EdNutting 4 hours ago | parent [-]

Sort of. But SRAM is not all made equal - L1 caches are small because they’re fast, and vice-versa L3 SRAM caches are slow because they’re big.

To address a large amount of SRAM requires an approximately log(N) amount of logic just to do the addressing (gross approximation). That extra logic takes time for a lookup operation to travel through, hence large = slow.

It’s also not one pool of SRAM. It’s thousands of small SRAM groups spread across the chip, with communication pathways in between.

So to have 44GB of SRAM is a very different architecture to 80GB of (unified) HBM (although even then that’s not true as most chips use multiple external memory interfaces).

HBM is high bandwidth. Whether that’s “fast” or not depends on the trade off between bandwidth and latency.

So, what I’m saying is this is way more complicated than it seems. But overall, yeah, Cerebras’ technical strategy is “big SRAM means more fast”, and they’ve not yet proven whether that’s technically true nor whether it makes economic sense.

SkiFire13 2 hours ago | parent | next [-]

> L1 caches are small because they’re fast

I guess you meant to say they are fast because they are small?

kittbuilds 3 hours ago | parent | prev [-]

[dead]

mft_ 2 hours ago | parent | prev [-]

Thanks, TIL.

aurareturn 4 hours ago | parent | prev [-]

It does make sense. Nvidia chips do not promise 1,000+ tokens/s. The 80GB is external HBM, unlike Cerebras’ 44GB internal SRAM.

The whole reason Cerebras can inference a model thousands of tokens per second is because it hosts the entire model in SRAM.

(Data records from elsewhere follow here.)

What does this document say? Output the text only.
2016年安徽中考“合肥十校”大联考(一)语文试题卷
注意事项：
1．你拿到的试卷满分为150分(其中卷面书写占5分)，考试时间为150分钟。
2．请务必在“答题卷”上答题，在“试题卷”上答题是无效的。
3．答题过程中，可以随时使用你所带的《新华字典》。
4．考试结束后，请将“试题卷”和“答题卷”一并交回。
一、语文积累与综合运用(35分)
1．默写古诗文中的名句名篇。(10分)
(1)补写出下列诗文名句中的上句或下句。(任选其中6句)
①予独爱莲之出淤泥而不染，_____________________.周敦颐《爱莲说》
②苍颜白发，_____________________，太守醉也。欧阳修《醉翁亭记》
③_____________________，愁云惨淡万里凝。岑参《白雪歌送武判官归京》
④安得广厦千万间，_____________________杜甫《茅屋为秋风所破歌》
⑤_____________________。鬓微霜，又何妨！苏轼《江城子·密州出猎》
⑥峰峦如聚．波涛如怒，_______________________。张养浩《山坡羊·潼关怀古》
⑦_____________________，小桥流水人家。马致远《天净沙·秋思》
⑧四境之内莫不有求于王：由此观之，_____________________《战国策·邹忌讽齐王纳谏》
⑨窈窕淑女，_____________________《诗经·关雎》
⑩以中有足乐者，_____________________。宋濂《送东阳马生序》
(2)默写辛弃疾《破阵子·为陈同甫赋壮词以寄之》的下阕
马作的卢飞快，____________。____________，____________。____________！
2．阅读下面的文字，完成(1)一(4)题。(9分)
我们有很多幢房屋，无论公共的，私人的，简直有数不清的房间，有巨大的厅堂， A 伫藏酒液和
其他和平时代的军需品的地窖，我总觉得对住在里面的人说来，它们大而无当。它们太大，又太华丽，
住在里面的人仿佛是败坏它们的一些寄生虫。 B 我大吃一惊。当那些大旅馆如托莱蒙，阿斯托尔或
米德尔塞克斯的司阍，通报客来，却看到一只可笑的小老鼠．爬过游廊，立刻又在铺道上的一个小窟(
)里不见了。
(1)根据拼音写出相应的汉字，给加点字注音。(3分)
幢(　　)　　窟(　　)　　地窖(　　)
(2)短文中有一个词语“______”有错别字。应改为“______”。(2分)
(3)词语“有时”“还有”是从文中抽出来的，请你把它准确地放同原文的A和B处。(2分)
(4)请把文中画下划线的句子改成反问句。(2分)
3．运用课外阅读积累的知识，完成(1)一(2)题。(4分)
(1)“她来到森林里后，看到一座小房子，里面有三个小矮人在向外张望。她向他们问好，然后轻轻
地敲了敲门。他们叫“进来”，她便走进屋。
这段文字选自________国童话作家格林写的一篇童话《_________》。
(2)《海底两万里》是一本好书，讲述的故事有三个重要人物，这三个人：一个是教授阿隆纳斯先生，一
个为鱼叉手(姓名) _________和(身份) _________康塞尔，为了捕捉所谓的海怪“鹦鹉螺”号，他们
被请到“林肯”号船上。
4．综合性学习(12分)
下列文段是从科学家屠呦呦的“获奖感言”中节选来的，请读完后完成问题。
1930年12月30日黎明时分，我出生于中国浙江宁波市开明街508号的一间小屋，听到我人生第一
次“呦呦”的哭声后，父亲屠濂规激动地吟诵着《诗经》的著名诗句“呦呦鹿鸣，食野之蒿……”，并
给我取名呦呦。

There are two possible scenarios for Codex Spark:

1. OpenAI designed a model to fit exactly 44GB.

2. OpenAI designed a model that require Cerebras to chain multiple wafer chips together; IE, an 88GB or 132GB or 176GB model or more.

Both options require the entire model to fit inside SRAM.

woadwarrior01 3 hours ago | parent [-]

Let's not forget the KV-cache which needs a lot of RAM too (although not as much as the model weights), and scales up linearly with sequence length.